Clin Pharmacol Ther. 2021 Jun;109(6):1489-1498. doi: 10.1002/cpt.2004. Epub 2020 Sep 26.
Null hypothesis significance testing (NHST) with its benchmark P value < 0.05 has long been a stalwart of scientific reporting and such statistically significant findings have been used to imply scientifically or clinically significant findings. Challenges to this approach have arisen over the past 6 decades, but they have largely been unheeded. There is a growing movement for using Bayesian statistical inference to quantify the probability that a scientific finding is credible. There have been differences of opinion between the frequentist (i.e., NHST) and Bayesian schools of inference, and warnings about the use or misuse of P values have come from both schools of thought spanning many decades. Controversies in this arena have been heightened by the American Statistical Association statement on P values and the further denouncement of the term "statistical significance" by others. My experience has been that many scientists, including many statisticians, do not have a sound conceptual grasp of the fundamental differences in these approaches, thereby creating even greater confusion and acrimony. If we let A represent the observed data, and B represent the hypothesis of interest, then the fundamental distinction between these two approaches can be described as the frequentist approach using the conditional probability pr(A | B) (i.e., the P value), and the Bayesian approach using pr(B | A) (the posterior probability).
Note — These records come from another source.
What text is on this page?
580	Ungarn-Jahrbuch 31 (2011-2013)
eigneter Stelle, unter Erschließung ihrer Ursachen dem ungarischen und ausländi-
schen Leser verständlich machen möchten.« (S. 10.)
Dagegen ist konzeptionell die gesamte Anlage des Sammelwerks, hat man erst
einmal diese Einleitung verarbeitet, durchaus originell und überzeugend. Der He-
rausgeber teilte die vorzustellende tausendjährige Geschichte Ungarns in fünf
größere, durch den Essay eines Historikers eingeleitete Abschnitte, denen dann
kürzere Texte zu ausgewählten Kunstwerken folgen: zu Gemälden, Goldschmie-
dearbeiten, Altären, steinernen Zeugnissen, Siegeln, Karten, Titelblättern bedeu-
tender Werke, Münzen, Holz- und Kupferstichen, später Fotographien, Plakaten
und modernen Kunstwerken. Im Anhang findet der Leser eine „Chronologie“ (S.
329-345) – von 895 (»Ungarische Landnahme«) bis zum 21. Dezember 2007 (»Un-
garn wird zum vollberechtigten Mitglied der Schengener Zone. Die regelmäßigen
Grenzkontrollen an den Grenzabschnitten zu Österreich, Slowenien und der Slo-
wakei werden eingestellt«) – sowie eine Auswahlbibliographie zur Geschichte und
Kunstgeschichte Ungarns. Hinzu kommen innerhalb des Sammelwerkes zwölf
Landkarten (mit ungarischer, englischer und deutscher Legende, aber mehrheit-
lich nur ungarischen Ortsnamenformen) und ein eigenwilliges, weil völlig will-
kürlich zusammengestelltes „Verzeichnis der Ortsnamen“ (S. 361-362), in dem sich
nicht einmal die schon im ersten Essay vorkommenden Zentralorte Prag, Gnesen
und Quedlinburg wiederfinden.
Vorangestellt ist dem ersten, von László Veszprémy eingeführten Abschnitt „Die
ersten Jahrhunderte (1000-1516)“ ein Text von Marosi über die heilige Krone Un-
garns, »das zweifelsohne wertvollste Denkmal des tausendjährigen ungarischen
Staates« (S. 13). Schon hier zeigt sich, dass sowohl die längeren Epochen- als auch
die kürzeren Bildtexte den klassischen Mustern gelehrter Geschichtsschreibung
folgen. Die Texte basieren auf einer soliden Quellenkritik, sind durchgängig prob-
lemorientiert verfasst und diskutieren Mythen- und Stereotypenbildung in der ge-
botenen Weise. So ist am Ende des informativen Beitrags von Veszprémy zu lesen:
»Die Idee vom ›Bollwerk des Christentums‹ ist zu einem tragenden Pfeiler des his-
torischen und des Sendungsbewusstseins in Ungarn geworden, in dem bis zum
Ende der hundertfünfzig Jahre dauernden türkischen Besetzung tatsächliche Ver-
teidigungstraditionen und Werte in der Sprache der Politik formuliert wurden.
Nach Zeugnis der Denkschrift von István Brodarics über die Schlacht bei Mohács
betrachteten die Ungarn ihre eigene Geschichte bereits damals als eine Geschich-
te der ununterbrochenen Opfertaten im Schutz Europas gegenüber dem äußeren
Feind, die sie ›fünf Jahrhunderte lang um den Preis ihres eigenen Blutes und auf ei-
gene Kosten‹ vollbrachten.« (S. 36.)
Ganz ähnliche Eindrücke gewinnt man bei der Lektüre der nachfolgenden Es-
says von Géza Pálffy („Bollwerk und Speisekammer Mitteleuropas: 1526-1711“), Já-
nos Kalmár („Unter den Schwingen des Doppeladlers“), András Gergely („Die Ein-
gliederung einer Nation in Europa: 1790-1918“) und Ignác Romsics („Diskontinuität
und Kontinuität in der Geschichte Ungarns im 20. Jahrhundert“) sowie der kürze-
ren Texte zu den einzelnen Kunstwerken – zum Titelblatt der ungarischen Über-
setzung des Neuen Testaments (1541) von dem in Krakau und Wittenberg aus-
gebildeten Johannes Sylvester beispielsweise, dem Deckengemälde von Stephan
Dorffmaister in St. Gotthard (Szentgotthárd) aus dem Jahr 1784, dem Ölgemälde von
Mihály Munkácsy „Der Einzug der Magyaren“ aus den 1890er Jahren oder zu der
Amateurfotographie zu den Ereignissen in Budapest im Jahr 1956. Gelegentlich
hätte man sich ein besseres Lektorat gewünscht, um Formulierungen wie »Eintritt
This paper will further explain the fundamental differences in NHST and Bayesian approaches and demonstrate how they can co-exist harmoniously to guide clinical trial design and inference.
零假设显著性检验(NHST)及其基准 P 值 < 0.05 长期以来一直是科学报告的坚定支持者,这种具有统计学意义的发现被用来暗示具有科学或临床意义的发现。尽管过去 60 年来对这种方法提出了挑战,但它们在很大程度上被忽视了。越来越多的人倾向于使用贝叶斯统计推断来量化科学发现的可信度的概率。频率派(即 NHST)和贝叶斯推理学派之间存在意见分歧,并且关于 P 值的使用或误用的警告来自于跨越多个十年的两种思潮。这个领域的争议因美国统计协会关于 P 值的声明以及其他人对“统计显著性”一词的进一步谴责而加剧。我的经验是,许多科学家,包括许多统计学家,对这些方法的基本差异没有一个正确的概念理解,从而造成了更大的混乱和敌意。如果我们让 A 代表观测数据,B 代表感兴趣的假设,那么这两种方法的基本区别可以描述为频率派方法使用条件概率 pr(A | B)(即 P 值),而贝叶斯方法使用 pr(B | A)(后验概率)。本文将进一步解释 NHST 和贝叶斯方法的基本差异,并演示它们如何和谐共存,以指导临床试验设计和推断。